Milei también hace lo suyo. Su concepto de «modernización del Estado argentino«, despreciando a las y los científicos del Conicet, no hace más que reafirmar su mirada puesta en los resultados de productividad inmediata, jibarizando, sobre todo, el papel del Estado en materias tan sensibles y, por supuesto relevantes para cualquier sociedad, que requieren una mirada de largo plazo. Lo hace bajo la «receta» que, en nuestro país, ya conocemos muy bien sus efectos y sufrimos en su origen.
No es casualidad que los países tengan institucionalizada la producción científica, ya sea en el ámbito de las ciencias básicas como en el de la investigación aplicada, porque los privados, y esto es, sobre todo, una tendencia latinoamericana, invierten mucho menos que los Estados en I+D; ocurre así en Argentina y Chile, por ejemplo.

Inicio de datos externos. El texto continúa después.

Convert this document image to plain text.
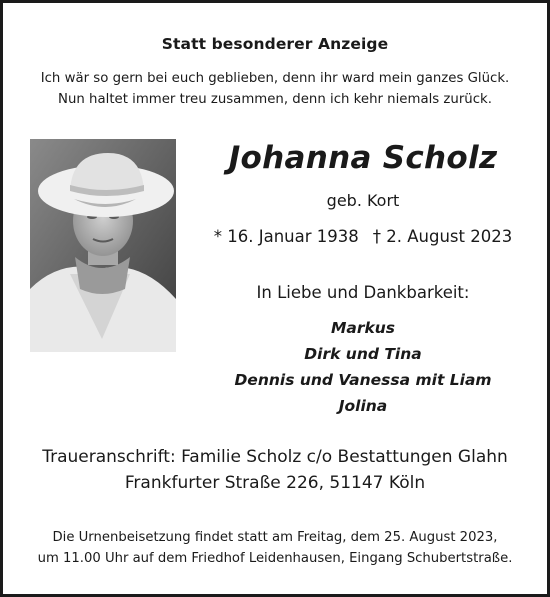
Statt besonderer Anzeige
Ich wär so gern bei euch geblieben, denn ihr ward mein ganzes Glück.
Nun haltet immer treu zusammen, denn ich kehr niemals zurück.
Johanna Scholz
geb. Kort
* 16. Januar 1938 † 2. August 2023
In Liebe und Dankbarkeit:
Markus
Dirk und Tina
Dennis und Vanessa mit Liam
Jolina
Traueranschrift: Familie Scholz c/o Bestattungen Glahn
Frankfurter Straße 226, 51147 Köln
Die Urnenbeisetzung findet statt am Freitag, dem 25. August 2023,
um 11.00 Uhr auf dem Friedhof Leidenhausen, Eingang Schubertstraße.
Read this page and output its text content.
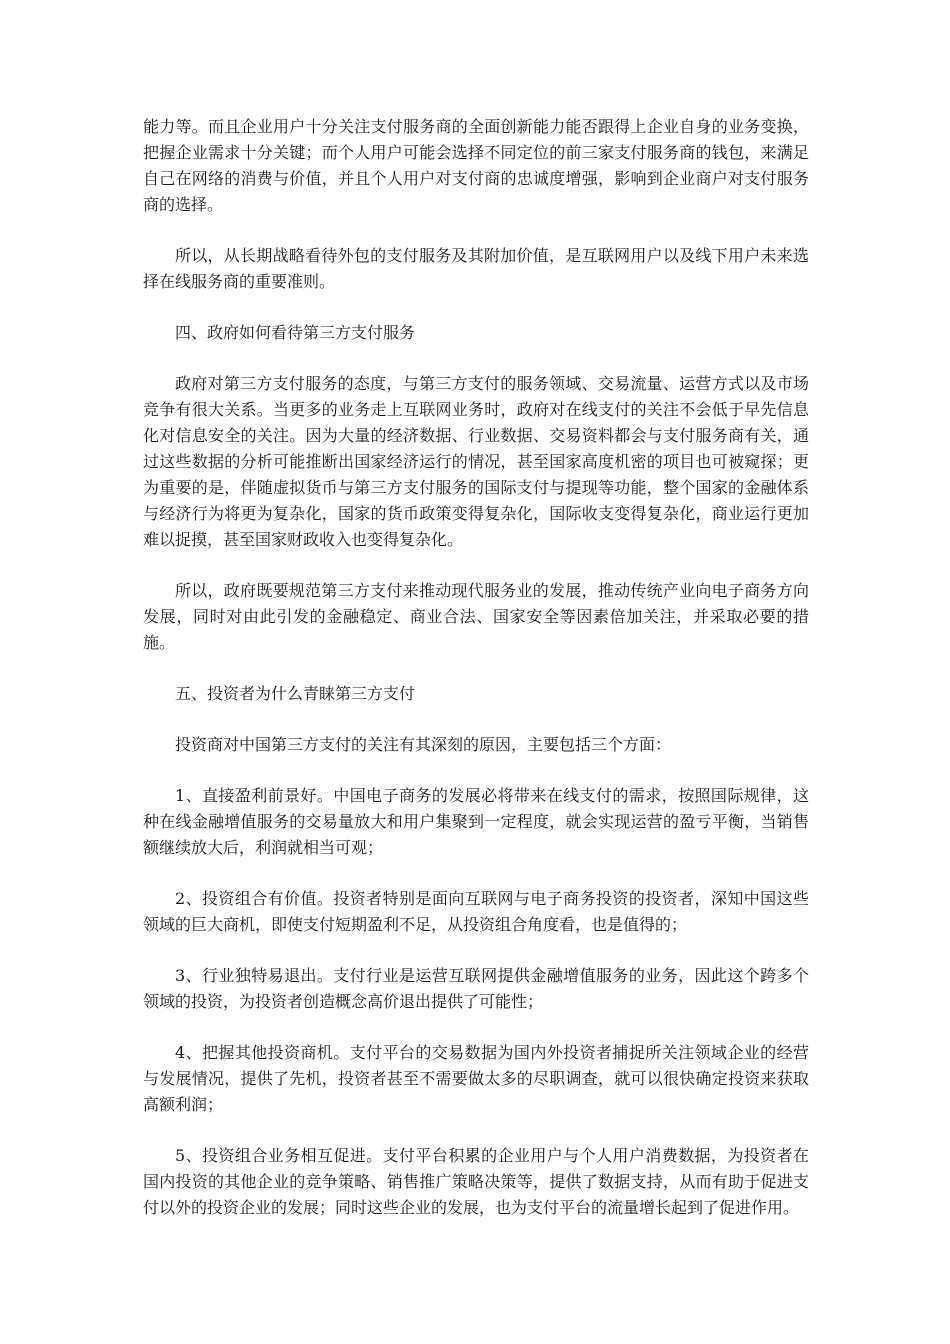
能力等。而且企业用户十分关注支付服务商的全面创新能力能否跟得上企业自身的业务变换，把握企业需求十分关键；而个人用户可能会选择不同定位的前三家支付服务商的钱包，来满足自己在网络的消费与价值，并且个人用户对支付商的忠诚度增强，影响到企业商户对支付服务商的选择。

所以，从长期战略看待外包的支付服务及其附加价值，是互联网用户以及线下用户未来选择在线服务商的重要准则。

四、政府如何看待第三方支付服务

政府对第三方支付服务的态度，与第三方支付的服务领域、交易流量、运营方式以及市场竞争有很大关系。当更多的业务走上互联网业务时，政府对在线支付的关注不会低于早先信息化对信息安全的关注。因为大量的经济数据、行业数据、交易资料都会与支付服务商有关，通过这些数据的分析可能推断出国家经济运行的情况，甚至国家高度机密的项目也可被窥探；更为重要的是，伴随虚拟货币与第三方支付服务的国际支付与提现等功能，整个国家的金融体系与经济行为将更为复杂化，国家的货币政策变得复杂化，国际收支变得复杂化，商业运行更加难以捉摸，甚至国家财政收入也变得复杂化。

所以，政府既要规范第三方支付来推动现代服务业的发展，推动传统产业向电子商务方向发展，同时对由此引发的金融稳定、商业合法、国家安全等因素倍加关注，并采取必要的措施。

五、投资者为什么青睐第三方支付

投资商对中国第三方支付的关注有其深刻的原因，主要包括三个方面：

1、直接盈利前景好。中国电子商务的发展必将带来在线支付的需求，按照国际规律，这种在线金融增值服务的交易量放大和用户集聚到一定程度，就会实现运营的盈亏平衡，当销售额继续放大后，利润就相当可观；

2、投资组合有价值。投资者特别是面向互联网与电子商务投资的投资者，深知中国这些领域的巨大商机，即使支付短期盈利不足，从投资组合角度看，也是值得的；

3、行业独特易退出。支付行业是运营互联网提供金融增值服务的业务，因此这个跨多个领域的投资，为投资者创造概念高价退出提供了可能性；

4、把握其他投资商机。支付平台的交易数据为国内外投资者捕捉所关注领域企业的经营与发展情况，提供了先机，投资者甚至不需要做太多的尽职调查，就可以很快确定投资来获取高额利润；

5、投资组合业务相互促进。支付平台积累的企业用户与个人用户消费数据，为投资者在国内投资的其他企业的竞争策略、销售推广策略决策等，提供了数据支持，从而有助于促进支付以外的投资企业的发展；同时这些企业的发展，也为支付平台的流量增长起到了促进作用。
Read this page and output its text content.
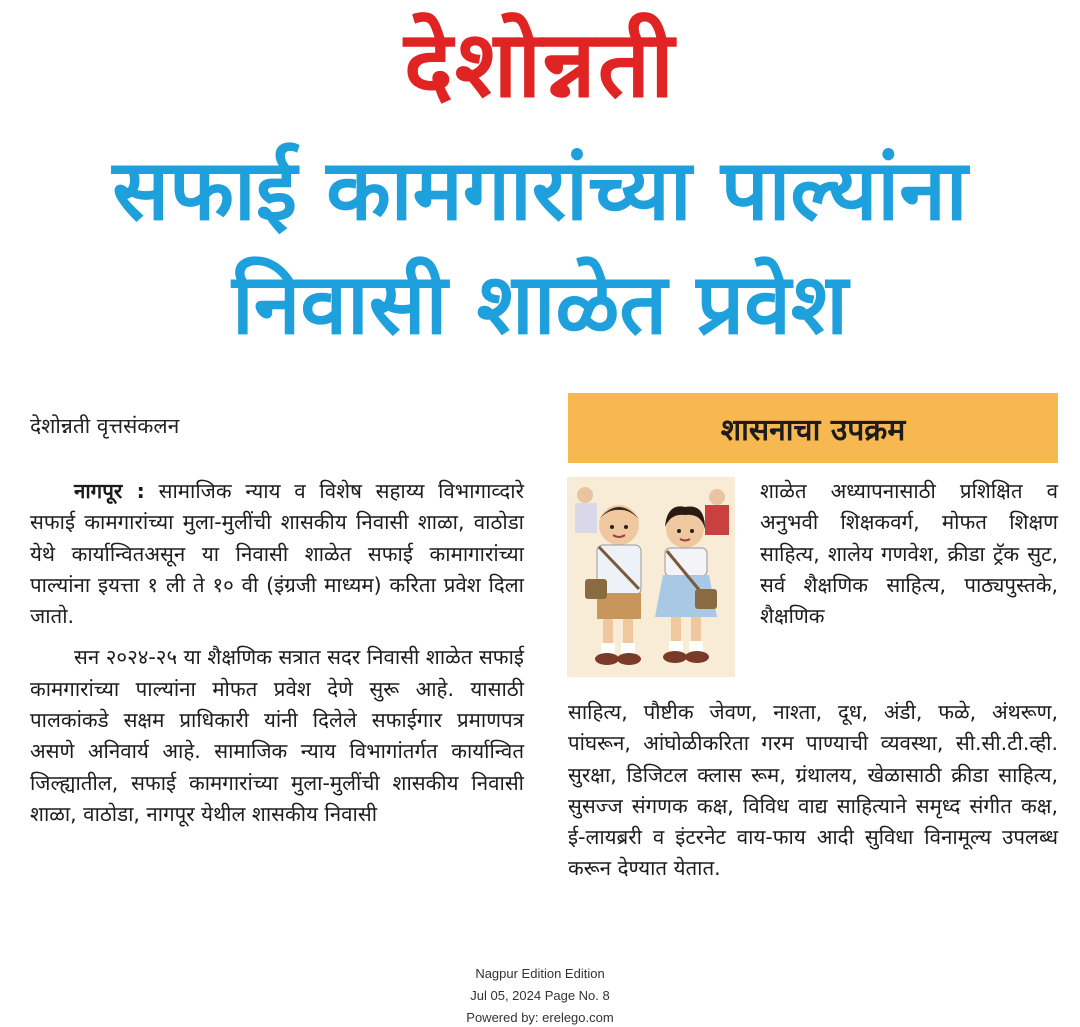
देशोन्नती
सफाई कामगारांच्या पाल्यांना
निवासी शाळेत प्रवेश
देशोन्नती वृत्तसंकलन

नागपूर : सामाजिक न्याय व विशेष सहाय्य विभागाव्दारे सफाई कामगारांच्या मुला-मुलींची शासकीय निवासी शाळा, वाठोडा येथे कार्यान्वितअसून या निवासी शाळेत सफाई कामागारांच्या पाल्यांना इयत्ता १ ली ते १० वी (इंग्रजी माध्यम) करिता प्रवेश दिला जातो.

सन २०२४-२५ या शैक्षणिक सत्रात सदर निवासी शाळेत सफाई कामगारांच्या पाल्यांना मोफत प्रवेश देणे सुरू आहे. यासाठी पालकांकडे सक्षम प्राधिकारी यांनी दिलेले सफाईगार प्रमाणपत्र असणे अनिवार्य आहे. सामाजिक न्याय विभागांतर्गत कार्यान्वित जिल्ह्यातील, सफाई कामगारांच्या मुला-मुलींची शासकीय निवासी शाळा, वाठोडा, नागपूर येथील शासकीय निवासी

शासनाचा उपक्रम
शाळेत अध्यापनासाठी प्रशिक्षित व अनुभवी शिक्षकवर्ग, मोफत शिक्षण साहित्य, शालेय गणवेश, क्रीडा ट्रॅक सुट, सर्व शैक्षणिक साहित्य, पाठ्यपुस्तके, शैक्षणिक
साहित्य, पौष्टीक जेवण, नाश्ता, दूध, अंडी, फळे, अंथरूण, पांघरून, आंघोळीकरिता गरम पाण्याची व्यवस्था, सी.सी.टी.व्ही. सुरक्षा, डिजिटल क्लास रूम, ग्रंथालय, खेळासाठी क्रीडा साहित्य, सुसज्ज संगणक कक्ष, विविध वाद्य साहित्याने समृध्द संगीत कक्ष, ई-लायब्ररी व इंटरनेट वाय-फाय आदी सुविधा विनामूल्य उपलब्ध करून देण्यात येतात.
Nagpur Edition Edition
Jul 05, 2024 Page No. 8
Powered by: erelego.com
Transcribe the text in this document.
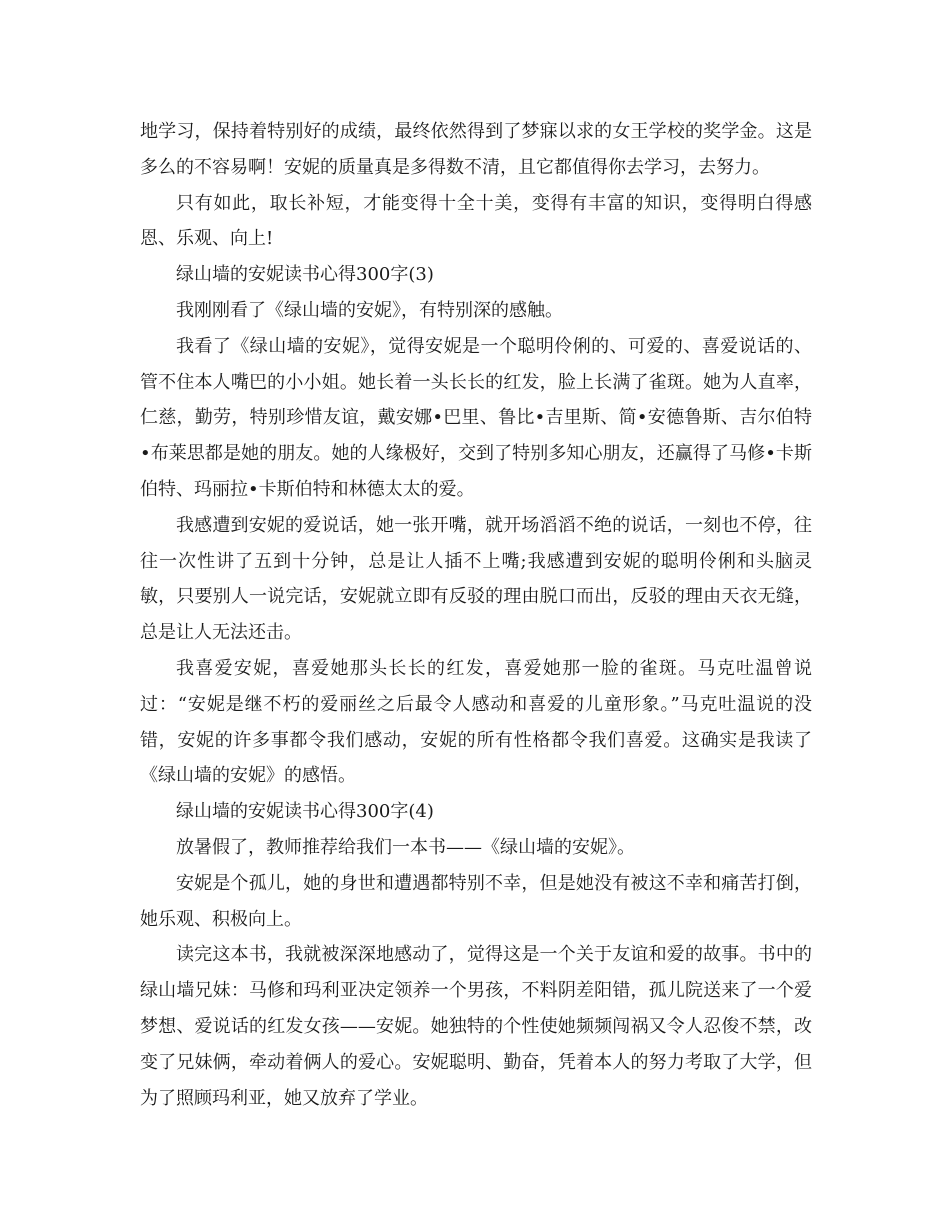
地学习，保持着特别好的成绩，最终依然得到了梦寐以求的女王学校的奖学金。这是多么的不容易啊！安妮的质量真是多得数不清，且它都值得你去学习，去努力。

只有如此，取长补短，才能变得十全十美，变得有丰富的知识，变得明白得感恩、乐观、向上!

绿山墙的安妮读书心得300字(3)

我刚刚看了《绿山墙的安妮》，有特别深的感触。

我看了《绿山墙的安妮》，觉得安妮是一个聪明伶俐的、可爱的、喜爱说话的、管不住本人嘴巴的小小姐。她长着一头长长的红发，脸上长满了雀斑。她为人直率，仁慈，勤劳，特别珍惜友谊，戴安娜•巴里、鲁比•吉里斯、简•安德鲁斯、吉尔伯特•布莱思都是她的朋友。她的人缘极好，交到了特别多知心朋友，还赢得了马修•卡斯伯特、玛丽拉•卡斯伯特和林德太太的爱。

我感遭到安妮的爱说话，她一张开嘴，就开场滔滔不绝的说话，一刻也不停，往往一次性讲了五到十分钟，总是让人插不上嘴;我感遭到安妮的聪明伶俐和头脑灵敏，只要别人一说完话，安妮就立即有反驳的理由脱口而出，反驳的理由天衣无缝，总是让人无法还击。

我喜爱安妮，喜爱她那头长长的红发，喜爱她那一脸的雀斑。马克吐温曾说过：“安妮是继不朽的爱丽丝之后最令人感动和喜爱的儿童形象。”马克吐温说的没错，安妮的许多事都令我们感动，安妮的所有性格都令我们喜爱。这确实是我读了《绿山墙的安妮》的感悟。

绿山墙的安妮读书心得300字(4)

放暑假了，教师推荐给我们一本书——《绿山墙的安妮》。

安妮是个孤儿，她的身世和遭遇都特别不幸，但是她没有被这不幸和痛苦打倒，她乐观、积极向上。

读完这本书，我就被深深地感动了，觉得这是一个关于友谊和爱的故事。书中的绿山墙兄妹：马修和玛利亚决定领养一个男孩，不料阴差阳错，孤儿院送来了一个爱梦想、爱说话的红发女孩——安妮。她独特的个性使她频频闯祸又令人忍俊不禁，改变了兄妹俩，牵动着俩人的爱心。安妮聪明、勤奋，凭着本人的努力考取了大学，但为了照顾玛利亚，她又放弃了学业。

El desarrollo de las ciencias, qué duda cabe, ha sido motor de los avances de la humanidad, permitiendo, además, ir comprendiendo el mundo físico, químico, biológico y social que nos rodea. Para Milei, el desarrollo de la ciencia básica, aquella que busca comprender la dinámica del universo que nos rodea, sin utilidad económica o industrial inmediata, como sí la puede tener la ciencia aplicada, probablemente no tiene ningún valor. Pero aquí se equivoca: teorías de estas disciplinas han dado cuerpo a posteriores aplicaciones en bien del progreso. Romper las barreras del conocimiento, simplemente como ejercicio intelectual para comprender el mundo, es lo que también ha impulsado nuestro planeta.
La alianza público-privada en materia científica también la ha desechado Milei, siendo que es una alianza virtuosa que ha dado excelsos resultados como lo fue el esfuerzo mundial puesto en la producción y distribución de vacunas contra el Covid-19; ahí está el ejemplo de la Unión Europea (países como Alemania y España) que entregó aportes públicos a laboratorios para su desarrollo y posterior distribución; pero con este criterio de Milei, probablemente nuestro gobierno no hubiese estado a la altura para frenar el avance del virus en Argentina. Y con este mismo criterio de Milei, repartido por el mundo, no hubiese sido posible obtener la primera fotografía de un agujero negro en la Vía Láctea, retratado por el Telescopio del Horizonte de Sucesos (EHT, en inglés), un proyecto internacional público-privado que reúne a un conjunto de ocho telescopios milimétricos ubicados en distintos puntos del planeta –entre ellos Chile con los observatorios ALMA y APEX– en la que participan alrededor de 200 científicos.
De ahí que, el interés público lo debe velar el Estado. Los datos así lo demuestran: el sector privado inyecta recursos en I+D, principalmente en aquello que tiene un grado de utilidad inmediata y conexión con sus resultados de producción. Y es el Estado el que arriesga en aquello en que los privados se abstienen. Los ciclos temporales del Estado y del privado son distintos. Y definir la investigación tan solo con criterios de productividad económica es un completo error, porque la investigación científica es algo que traspasa las fronteras de un ciclo temporal de corto plazo.
Por eso, decimos que la simpleza ramplona de estas propuestas y acciones, no resuelven problemas complejos: Despojar al Estado de su rol en investigación no solucionará los problemas derivados del desarrollo. Y destruir la tradición de más de 60 años de la UCA, no solucionará los problemas que aquejan a Nicaragua.